Roberti lancia l’Avezzano: «Vinciamo il derby»

Il bomber marsicano mette il Notaresco nel mirino. I rossoblù valutano l’ingaggio del difensore Zugaro
AVEZZANO . Entusiasmo, è questa la parola che fin dalla prima giornata di campionato fotografa meglio di tutte le altre il clima che si respira in casa Avezzano. Perchè c’è voluto pochissimo tempo per capire che l’organico allestito dal presidente Pecorelli era di ottima qualità e che i tempi della sofferenza forse erano definitivamente terminati. Lo stesso entusiasmo che ha contagiato immediatamente anche la tifoseria, e in particolare la sua frangia più appassionata, che è tornata a incitare come ai vecchi tempi. Così come erano anni che sul rinnovato tappeto verde dello stadio dei Marsi non si ammirava un centravanti come Fabrizio Roberti, nominato capitano di una squadra che migliora di partita in partita. Ma è una fascia che pesa quella che indossa l’attaccante? Lui si schernisce, ma nella sua indole pacata nasconde pur sempre la grinta del bomber: «La fascia la porto con orgoglio, ma proprio perché comporta delle responsabilità, sono consapevole di dovermi impegnare sempre al massimo e dare l’esempio ogni qualvolta si scende in campo». Una carriera, quella di Roberti, che forse avrebbe meritato palcoscenici più importanti: «Inizialmente ho gravitato sempre tra formazioni laziali, poi sono uscito dalla regione, ma per approdare a sodalizi di un certo livello, bisogna avere anche un po’ di fortuna e conoscere le persone giuste». La sua stagione migliore, quanto a reti messe a segno finora, Roberti l’ha vissuta cinque anni fa: «Nel 2018 vestivo la maglia dell’Ostia Mare e quell’anno realizzai 25 reti, che rappresenta anche il mio record personale». Ma quest’anno sembra avviato addirittura a fare meglio. Quattro gol nelle prime quattro di campionato e domenica arriva il Notaresco: «Speriamo di proseguire anche nel derby, ma la cosa più importante è che vinca l’Avezzano, perché ci siamo posti un obiettivo e speriamo di raggiungerlo». Il nome dell’obiettivo? Assolutamente top secret, ma ci vuole poco a intuire che non sarà una semplice salvezza.
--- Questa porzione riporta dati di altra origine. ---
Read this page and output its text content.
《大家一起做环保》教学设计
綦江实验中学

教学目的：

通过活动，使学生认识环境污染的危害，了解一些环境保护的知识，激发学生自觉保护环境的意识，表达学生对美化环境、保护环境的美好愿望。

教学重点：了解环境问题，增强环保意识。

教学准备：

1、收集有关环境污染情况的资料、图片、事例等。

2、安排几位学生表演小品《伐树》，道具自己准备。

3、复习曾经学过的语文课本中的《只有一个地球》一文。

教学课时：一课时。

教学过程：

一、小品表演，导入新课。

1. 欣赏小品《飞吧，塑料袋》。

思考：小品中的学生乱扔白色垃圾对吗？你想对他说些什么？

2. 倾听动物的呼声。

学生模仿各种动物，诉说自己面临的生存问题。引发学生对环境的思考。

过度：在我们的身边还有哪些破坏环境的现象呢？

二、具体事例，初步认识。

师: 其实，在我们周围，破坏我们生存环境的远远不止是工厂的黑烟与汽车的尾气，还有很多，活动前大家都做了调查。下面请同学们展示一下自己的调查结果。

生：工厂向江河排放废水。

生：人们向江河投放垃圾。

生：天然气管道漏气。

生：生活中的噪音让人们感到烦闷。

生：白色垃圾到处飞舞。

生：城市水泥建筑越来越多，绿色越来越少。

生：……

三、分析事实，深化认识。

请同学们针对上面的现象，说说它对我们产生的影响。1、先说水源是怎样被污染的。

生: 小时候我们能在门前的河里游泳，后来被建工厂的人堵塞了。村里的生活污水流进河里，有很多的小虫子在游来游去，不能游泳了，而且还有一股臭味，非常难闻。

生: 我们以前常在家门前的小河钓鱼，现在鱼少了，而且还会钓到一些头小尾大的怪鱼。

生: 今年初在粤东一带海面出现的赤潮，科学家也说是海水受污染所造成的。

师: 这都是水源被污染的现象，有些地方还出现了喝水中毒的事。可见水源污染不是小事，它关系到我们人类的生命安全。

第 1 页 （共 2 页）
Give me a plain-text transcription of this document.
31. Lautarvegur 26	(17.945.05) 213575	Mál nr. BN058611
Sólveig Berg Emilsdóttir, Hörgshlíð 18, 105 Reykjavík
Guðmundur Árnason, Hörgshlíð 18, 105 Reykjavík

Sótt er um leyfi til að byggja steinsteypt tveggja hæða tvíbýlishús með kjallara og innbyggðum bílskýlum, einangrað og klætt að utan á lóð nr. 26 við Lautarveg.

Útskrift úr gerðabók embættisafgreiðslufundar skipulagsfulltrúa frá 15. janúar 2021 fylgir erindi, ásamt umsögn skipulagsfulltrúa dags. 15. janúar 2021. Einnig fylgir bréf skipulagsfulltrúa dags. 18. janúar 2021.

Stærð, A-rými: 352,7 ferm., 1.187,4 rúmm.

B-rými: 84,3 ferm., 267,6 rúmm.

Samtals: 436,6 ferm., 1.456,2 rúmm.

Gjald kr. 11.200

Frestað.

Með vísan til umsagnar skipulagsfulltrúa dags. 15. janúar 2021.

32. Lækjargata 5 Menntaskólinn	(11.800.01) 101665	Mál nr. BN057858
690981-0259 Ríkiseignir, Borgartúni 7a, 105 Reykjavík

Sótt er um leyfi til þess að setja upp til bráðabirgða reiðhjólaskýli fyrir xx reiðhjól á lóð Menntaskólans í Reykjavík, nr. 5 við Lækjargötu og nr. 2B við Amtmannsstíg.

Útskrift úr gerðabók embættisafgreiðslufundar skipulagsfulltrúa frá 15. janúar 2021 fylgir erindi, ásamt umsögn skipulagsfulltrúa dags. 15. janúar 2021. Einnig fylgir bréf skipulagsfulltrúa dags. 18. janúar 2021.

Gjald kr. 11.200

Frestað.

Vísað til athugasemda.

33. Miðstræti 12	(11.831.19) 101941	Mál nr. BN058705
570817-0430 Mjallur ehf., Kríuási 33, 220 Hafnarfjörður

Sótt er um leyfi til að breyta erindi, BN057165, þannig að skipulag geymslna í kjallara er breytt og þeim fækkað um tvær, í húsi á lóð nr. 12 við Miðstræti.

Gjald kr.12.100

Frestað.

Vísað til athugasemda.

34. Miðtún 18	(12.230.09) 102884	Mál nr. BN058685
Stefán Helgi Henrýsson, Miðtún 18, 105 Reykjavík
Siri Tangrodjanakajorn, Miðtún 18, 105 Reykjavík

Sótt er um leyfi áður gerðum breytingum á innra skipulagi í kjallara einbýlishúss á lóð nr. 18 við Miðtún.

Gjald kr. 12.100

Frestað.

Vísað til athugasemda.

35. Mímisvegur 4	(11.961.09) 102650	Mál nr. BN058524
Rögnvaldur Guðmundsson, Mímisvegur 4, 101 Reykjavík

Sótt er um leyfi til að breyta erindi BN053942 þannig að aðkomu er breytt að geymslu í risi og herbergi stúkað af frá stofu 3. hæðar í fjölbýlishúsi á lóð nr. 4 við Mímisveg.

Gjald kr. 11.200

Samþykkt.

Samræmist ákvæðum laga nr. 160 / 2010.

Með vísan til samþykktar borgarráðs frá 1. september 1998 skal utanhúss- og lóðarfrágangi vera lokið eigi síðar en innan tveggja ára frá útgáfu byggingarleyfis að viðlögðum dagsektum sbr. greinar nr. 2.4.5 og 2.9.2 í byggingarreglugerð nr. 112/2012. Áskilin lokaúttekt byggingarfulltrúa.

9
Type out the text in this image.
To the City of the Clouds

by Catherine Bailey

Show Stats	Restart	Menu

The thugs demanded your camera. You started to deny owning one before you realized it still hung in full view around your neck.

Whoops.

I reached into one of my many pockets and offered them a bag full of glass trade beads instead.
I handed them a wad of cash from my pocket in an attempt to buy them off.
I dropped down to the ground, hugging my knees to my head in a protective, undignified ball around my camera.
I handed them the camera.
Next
Qui Notaresco. Il Notaresco ad Avezzano non riuscirà ancora ad avere a disposizione Pietrantonio e Patanè, mentre sono tornati completamente a disposizione Forcini e Capodaglio. I dubbi rimangono sia per il modulo da utilizzare, con mister Bruno che nell’allenamento del giovedì ha provato sia il modulo con due centravanti che quello con uno solo. I ballottaggi sono sempre gli stessi, Barzanti o Curtosi in porta, in difesa potrebbe ritrovare una maglia da titolare Antezza, a centrocampo sono in tre per due posti e in attacco molto dipenderà dal modulo che si utilizzerà, con Forcini che potrebbe tornare tra gli undici titolari. Previsto inoltre un buon afflusso di tifosi, dovrebbero essere un centinaio i notareschini. Infine si sta allenando col Notaresco il difensore classe 2000 Davide Zugaro, che viene da 4 stagioni in serie C con Olbia, Giana Erminio, Virtus Verona e Sangiuliano, attualmente svincolato, e in questi giorni si sta valutando il suo tesseramento. (p.oli.- r.m.)